Journalist and author Margaret Simons says News Corp’s announcement is evidence of wilting power. The Murdoch press can’t always sway an election. she says.
And in the face of the urgent Code Red report from the Intergovernmental Panel on Climate Change you’d imagine it’s becoming laughable to deny the planet is already seizing up.
“News Corporation has been heading into an intellectual, financial and even existential dead end,” Simons says.
“Advertisers flinched. The chances of renewing the ageing readership were disappearing. As successive surveys show, the outlets were losing audience trust.”
News Corp will go underground to keep shifting its debate, she reasons.

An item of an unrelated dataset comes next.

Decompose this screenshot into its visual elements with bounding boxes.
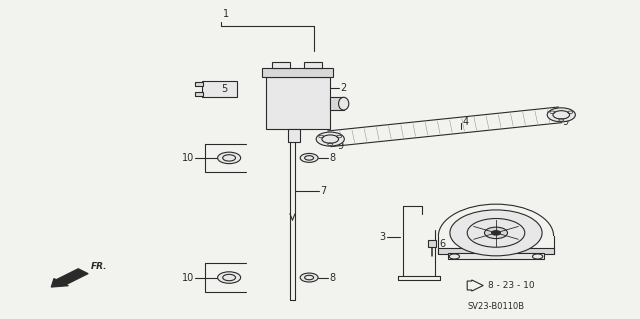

GetUP! thinks so and says this darkest of empires will embark on “dangerous” online influence, “where it spreads across complex social media networks, and is amplified and exaggerated by people with the most radical anti-climate viewpoints”.
The activist group is now working with “some of the world’s leading experts in online disinformation on an ambitious plan to stymie the spread of the Murdoch Press’ dangerous new editorial stance.” And it’s looking for financial help to do so.
From Margaret Simons’ point of view News Corp could already be losing its grip.
From our point of view, when the money talks, it’s done and dusted.